Plaintiff and former resident Maxine Lathan said she contacted Mac as early as August 2022 with concerns the electric heaters could overload the power systems and cause a fire, but did not receive a response.
Cassel has denied the electric heaters were to blame. He also has said the electric heaters will not be removed as they are “the long-term heating and cooling system for all six buildings.”
“The series of events that led to the Dec. 23 transformer failure are complicated and involve a number of factors, including many that were beyond Mac’s control,” Cassel said in a statement Thursday.
“We are confident that under scrutiny our residents will see that Mac has always been a good and compliant landlord and cooperated with the city, ComEd and all of our business and community partners to provide safe and comfortable housing for the residents of Hyde Park,” he said.
Johnson, who lives on the 13th floor of one of the affected buildings and has arthritic knees, was informed around 11 p.m. Christmas Eve she needed to evacuate and took the stairs in the dark to do so, she said.
Some residents — like plaintiff Shaunte Sims, her spouse and two children — sat in their car for hours to stay warm before the city shut the building down. Others slept overnight in their cars after the buildings were closed, ABC 7 reported.
Sims and her spouse paid for a hotel on Christmas Eve, then went to Texas to stay with family for a couple weeks before returning to Chicago, she said.
While the buildings were closed, inadequate security combined with the Fire Department’s forced entry into apartments when they swept the building led to some homes being burglarized, according to the lawsuit.
“I still expected my place to be looking how I last saw it,” Sims said. “… It was like my house was ransacked. It was filthy. It was only like three [Christmas] gifts left under the tree, and it was probably 18 to 20 gifts that I wrapped.
“That’s crazy, right? Hard-earned money got spent on that, and I be expecting my stuff to be secure in my house. It’s no way somebody should’ve gotten access to my things.”
Sims ended her lease and moved into a home further from her job and her kids’ daycare; Johnson moved back into her Algonquin apartment Jan. 13; Lathan, moved to another Mac property, according to the lawsuit.
The lawsuit seeks repayment for moving costs, damages and other residents’ needs, but specifics on how much that compensation should be are not yet available, attorney Caryn Lederer said this week.

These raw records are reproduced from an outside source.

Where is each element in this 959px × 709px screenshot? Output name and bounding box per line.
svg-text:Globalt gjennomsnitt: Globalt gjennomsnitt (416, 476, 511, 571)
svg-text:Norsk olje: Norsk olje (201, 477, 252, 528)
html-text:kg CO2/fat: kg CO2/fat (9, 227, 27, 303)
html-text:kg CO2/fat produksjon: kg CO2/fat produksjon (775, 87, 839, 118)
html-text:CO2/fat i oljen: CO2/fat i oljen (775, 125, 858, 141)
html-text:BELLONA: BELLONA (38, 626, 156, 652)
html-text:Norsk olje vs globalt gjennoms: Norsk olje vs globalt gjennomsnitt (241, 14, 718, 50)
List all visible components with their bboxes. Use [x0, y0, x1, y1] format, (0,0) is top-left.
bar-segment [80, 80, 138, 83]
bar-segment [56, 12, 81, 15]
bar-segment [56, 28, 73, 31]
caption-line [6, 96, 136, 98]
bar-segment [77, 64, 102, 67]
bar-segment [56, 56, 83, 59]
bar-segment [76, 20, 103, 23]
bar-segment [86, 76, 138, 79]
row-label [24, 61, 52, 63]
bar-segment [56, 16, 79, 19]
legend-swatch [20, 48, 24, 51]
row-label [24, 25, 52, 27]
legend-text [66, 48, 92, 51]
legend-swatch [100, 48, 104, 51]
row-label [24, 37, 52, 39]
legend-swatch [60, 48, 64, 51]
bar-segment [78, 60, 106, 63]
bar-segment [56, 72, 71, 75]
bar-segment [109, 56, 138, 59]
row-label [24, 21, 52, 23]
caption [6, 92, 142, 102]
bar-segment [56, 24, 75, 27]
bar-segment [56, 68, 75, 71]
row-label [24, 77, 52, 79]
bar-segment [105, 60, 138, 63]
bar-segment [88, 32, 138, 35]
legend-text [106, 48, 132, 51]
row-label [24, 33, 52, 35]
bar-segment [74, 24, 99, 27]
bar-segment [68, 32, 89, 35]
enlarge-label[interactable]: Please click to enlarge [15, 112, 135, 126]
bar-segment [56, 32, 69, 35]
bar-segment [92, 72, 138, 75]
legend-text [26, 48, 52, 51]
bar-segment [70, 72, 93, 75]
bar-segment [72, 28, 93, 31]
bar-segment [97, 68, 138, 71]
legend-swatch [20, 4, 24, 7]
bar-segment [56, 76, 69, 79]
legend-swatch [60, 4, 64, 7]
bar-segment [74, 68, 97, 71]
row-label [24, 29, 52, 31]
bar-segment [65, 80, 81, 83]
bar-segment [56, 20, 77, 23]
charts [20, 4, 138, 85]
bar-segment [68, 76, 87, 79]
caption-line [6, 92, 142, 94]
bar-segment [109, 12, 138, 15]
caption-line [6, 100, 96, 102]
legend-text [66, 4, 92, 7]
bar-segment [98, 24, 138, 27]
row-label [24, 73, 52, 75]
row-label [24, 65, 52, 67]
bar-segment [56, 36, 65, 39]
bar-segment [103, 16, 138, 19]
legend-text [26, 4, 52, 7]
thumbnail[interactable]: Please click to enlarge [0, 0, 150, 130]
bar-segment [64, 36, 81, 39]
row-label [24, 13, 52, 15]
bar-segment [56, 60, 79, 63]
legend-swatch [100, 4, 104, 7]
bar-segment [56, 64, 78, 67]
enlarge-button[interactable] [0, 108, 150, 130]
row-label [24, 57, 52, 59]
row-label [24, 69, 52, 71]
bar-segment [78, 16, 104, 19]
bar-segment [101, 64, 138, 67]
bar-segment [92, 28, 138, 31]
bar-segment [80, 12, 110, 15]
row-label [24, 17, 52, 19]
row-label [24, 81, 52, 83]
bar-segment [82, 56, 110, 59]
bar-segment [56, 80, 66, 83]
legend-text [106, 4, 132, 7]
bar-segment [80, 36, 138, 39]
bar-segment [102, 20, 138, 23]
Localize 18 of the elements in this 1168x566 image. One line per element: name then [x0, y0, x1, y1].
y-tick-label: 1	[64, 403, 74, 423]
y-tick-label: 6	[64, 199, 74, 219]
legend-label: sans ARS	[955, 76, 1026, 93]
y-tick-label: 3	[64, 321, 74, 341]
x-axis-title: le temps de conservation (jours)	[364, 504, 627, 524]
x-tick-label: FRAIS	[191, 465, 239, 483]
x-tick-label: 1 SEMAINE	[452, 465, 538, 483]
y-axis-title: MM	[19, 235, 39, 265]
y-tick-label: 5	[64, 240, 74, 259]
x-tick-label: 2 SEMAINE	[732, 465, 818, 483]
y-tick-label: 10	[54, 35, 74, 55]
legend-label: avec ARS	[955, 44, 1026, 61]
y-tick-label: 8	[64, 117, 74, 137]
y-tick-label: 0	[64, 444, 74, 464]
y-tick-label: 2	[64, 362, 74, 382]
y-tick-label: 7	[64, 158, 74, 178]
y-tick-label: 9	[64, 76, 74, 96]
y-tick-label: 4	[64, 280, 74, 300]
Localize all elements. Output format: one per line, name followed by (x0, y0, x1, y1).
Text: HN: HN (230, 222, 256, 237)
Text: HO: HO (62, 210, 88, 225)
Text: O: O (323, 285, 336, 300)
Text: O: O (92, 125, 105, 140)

Lathan said she wants Mac to take responsibility for its “negligent” behavior, she said.
“I know that profits are important to any business, but please don’t put your profits ahead of your tenants’ safety,” Lathan said. “Do right by us.”
Mac provided shelter to displaced residents at hotels or other company-owned apartments by request and gave a $100 prepaid debit card to each household, Cassel said earlier this month. The company has since offered another $150 debit card to some displaced households, according to the lawsuit.
Mac is also working with residents “to ensure they are reasonably reimbursed for damages” — including paying up to $500 worth of renter’s insurance deductibles — and “issuing appropriate rent credits for residents who were displaced,” Cassel said.
Some tenants received their usual January rent notices; have not been credited in full for the days they were displaced; and experienced pushback as they requested the second debit cards, residents said. Many residents never received the second card, according to the lawsuit.
The buildings were reopened Jan. 13 with city approval after Mac restarted the boilers, repaired leaking pipes and installed temporary doors on all units, Cassel said. Crews have continued to fix cosmetic damage and deep-clean apartments since residents moved back in, he said.
The city’s buildings department allowed the affected apartments to reopen as of last week, spokesperson Michael Puccinelli confirmed. The city, the owner and ComEd are working to “safely increase the supply of electricity to the building” to account for the window heaters’ operation, he said.